Páginas

sábado, 2 de janeiro de 2010

Na aurora mais secreta

O porão é tomado por um silêncio tenso de um campo devastado; o ar é pesado e medido, em se muito respirar, acaba. Sapato posto fora, os exilados existem como ferida no calcanhar da memória; é onde a nostalgia se empedra. Os fantasmas morrem no porão. No entanto, à sombra da sociedade máquina, com um olhar de amorosa espreita, o artista trabalha seus sonhos e inquietações. A semente brota na semente, a luz é criada no porão.


Cena
(um cálice de luz bruxuleia nas trevas do porão; o artista veste-se do personagem, sua criação, um boneco feito de sobras).

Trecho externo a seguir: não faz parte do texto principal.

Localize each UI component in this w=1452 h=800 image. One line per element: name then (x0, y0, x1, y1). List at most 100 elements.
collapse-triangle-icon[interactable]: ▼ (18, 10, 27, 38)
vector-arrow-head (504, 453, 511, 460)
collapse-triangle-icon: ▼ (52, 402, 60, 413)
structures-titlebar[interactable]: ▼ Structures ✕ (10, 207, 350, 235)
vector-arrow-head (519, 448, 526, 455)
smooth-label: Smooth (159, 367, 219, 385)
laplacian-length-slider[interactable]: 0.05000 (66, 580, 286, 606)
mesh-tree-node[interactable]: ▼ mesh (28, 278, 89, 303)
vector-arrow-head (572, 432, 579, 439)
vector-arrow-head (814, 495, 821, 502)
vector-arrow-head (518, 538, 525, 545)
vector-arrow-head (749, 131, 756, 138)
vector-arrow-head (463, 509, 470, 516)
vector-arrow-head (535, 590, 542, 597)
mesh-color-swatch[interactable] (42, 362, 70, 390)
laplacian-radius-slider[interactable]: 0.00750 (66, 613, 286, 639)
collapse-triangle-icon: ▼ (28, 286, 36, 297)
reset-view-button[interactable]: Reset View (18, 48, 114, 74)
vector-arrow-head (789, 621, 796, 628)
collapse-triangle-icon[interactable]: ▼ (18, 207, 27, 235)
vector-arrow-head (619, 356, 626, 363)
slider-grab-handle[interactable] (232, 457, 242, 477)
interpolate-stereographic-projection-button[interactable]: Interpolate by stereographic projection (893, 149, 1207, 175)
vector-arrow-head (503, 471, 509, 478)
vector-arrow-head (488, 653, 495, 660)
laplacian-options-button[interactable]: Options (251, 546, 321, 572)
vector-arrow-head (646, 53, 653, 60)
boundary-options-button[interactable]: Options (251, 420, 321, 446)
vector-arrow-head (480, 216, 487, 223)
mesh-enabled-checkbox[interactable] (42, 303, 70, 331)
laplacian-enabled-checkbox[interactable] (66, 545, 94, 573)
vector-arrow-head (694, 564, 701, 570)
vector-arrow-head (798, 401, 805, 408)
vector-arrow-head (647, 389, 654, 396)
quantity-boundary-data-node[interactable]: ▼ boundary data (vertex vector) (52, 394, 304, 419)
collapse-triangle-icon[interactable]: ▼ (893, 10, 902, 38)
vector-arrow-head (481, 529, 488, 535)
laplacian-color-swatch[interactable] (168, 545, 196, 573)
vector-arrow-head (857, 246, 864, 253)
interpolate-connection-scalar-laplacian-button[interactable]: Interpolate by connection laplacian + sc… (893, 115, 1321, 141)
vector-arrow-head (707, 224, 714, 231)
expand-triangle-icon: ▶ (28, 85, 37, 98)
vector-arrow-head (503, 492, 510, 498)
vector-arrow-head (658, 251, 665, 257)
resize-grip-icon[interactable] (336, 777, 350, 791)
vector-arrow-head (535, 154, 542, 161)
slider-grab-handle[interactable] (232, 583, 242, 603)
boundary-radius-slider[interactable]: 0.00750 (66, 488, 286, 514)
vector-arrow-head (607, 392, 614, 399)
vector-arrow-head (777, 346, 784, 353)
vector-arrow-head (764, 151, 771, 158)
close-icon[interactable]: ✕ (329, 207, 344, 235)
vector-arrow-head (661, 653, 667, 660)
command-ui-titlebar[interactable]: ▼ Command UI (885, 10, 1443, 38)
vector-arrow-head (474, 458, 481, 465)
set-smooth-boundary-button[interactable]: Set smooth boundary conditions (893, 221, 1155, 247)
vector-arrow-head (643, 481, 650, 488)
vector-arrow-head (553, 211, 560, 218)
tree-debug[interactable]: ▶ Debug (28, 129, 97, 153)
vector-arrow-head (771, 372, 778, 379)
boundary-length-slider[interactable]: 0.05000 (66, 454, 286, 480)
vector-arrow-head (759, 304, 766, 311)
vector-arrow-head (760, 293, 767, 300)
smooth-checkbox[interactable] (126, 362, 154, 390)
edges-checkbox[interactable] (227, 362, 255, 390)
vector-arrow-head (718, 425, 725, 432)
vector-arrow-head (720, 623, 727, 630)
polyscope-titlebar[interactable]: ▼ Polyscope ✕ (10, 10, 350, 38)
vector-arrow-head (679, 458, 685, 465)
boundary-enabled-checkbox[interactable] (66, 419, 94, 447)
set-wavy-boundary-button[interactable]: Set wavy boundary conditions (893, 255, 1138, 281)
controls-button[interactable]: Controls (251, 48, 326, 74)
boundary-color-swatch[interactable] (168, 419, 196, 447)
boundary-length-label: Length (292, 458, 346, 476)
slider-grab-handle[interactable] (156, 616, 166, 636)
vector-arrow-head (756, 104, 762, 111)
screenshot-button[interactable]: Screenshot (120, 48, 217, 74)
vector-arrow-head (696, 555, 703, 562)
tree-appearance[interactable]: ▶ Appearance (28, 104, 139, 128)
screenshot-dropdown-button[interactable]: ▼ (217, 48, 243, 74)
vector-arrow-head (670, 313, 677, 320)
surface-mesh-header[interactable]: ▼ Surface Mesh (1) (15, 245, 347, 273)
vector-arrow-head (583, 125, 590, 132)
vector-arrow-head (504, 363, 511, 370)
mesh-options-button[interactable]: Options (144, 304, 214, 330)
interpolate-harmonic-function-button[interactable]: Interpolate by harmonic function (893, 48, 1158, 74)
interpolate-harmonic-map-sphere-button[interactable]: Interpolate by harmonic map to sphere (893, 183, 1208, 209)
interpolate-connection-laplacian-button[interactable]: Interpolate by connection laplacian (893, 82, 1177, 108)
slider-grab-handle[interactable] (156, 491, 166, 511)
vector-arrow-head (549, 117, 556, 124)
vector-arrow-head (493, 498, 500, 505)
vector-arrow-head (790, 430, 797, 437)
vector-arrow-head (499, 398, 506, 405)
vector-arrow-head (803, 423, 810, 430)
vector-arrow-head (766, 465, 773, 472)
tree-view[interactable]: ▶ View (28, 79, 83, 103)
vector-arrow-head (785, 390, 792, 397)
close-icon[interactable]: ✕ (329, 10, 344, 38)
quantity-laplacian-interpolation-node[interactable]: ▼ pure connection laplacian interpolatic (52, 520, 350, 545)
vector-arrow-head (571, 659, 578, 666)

     O medo do medo faz a pedra. Quem descortina a luz é relegado ao porão onde a nostalgia se empedra e os sentidos se esfumam... Lágrima seca, sorriso apaga, beleza embrutece... E o homem?... Sou filho da inquietude, fecundado em fagulhas, entre a poeira e a sombra... E o homem atormentado pelo espectro de não fazer nada de si mesmo no mundo, marcha... Marcha, pelo apenas mundo... Progresso... Pedra... Sou o corpo da alma inquieta, ajuntamento de lembranças. Pendurado no calcanhar da memória, sou a oração do artista ante a surdez dos homens. Então é caco celebrando caco, mão acendendo outra, e o que era algema vira braço do abraço e estende outro... Primeiro alma, depois corpo... Logo, tudo é capaz de nascer... Depois grito... Que só ganha corpo a voz que antes se anima em silêncio. O medo do medo faz a pedra, o musgo, a beleza embrutecida. O homem na presença da noite... Apenas mundo, máquina, progresso... De quê?... De quem?... Acorda. Ouça: é preciso estar acordado, sonhar acordado para que o sonho se engrandeça. Alimentar a luz; cuidá-la para que não adormeça. Luz... Quando a vi pensei em nossa igual liberdade, a dos fracos, e a amei desde o primeiro livro de criança... O amor mais difícil... Repleto de precipícios, e a promessa de um mundo se paciência tivesse de amá-la... Sou corpo da alma inquieta, do porão vejo mundos que me dói ver. Sofro... “Adivinhando luz falou-me logo chegaremos, meu triste encantado” . Quando? “Enquanto nos amarmos durará a travessia” (1). Na floração de um futuro após a ressurreição será alma reinventando corpo, mão reinventando fogo. Os olhos, de tanto amor, despertarão luz dos favos mais ocultos. Beberemos luz e as “pedras se iluminarão milagrosamente por dentro, porque só termina para todo sempre o que foi artificialmente construído” . E, no espelho, o rosto do espelho brilhará. E “um dia as pedras gritarão" (2). "Porque o universo não se subjuga a um Sistema, a uma hierarquia muda” (3). E o porão voará do porão para dar luz ao mundo...

fim

(1) - Nélida Piñon em "Luz".
(2) - Mário Quintana em "O segundo Mandamento".
(3) - Carlos Nejar em "Memórias do porão".

*Cena vencedora do prêmio de Criatividade na V Mostra Minimalista de Petrópolis.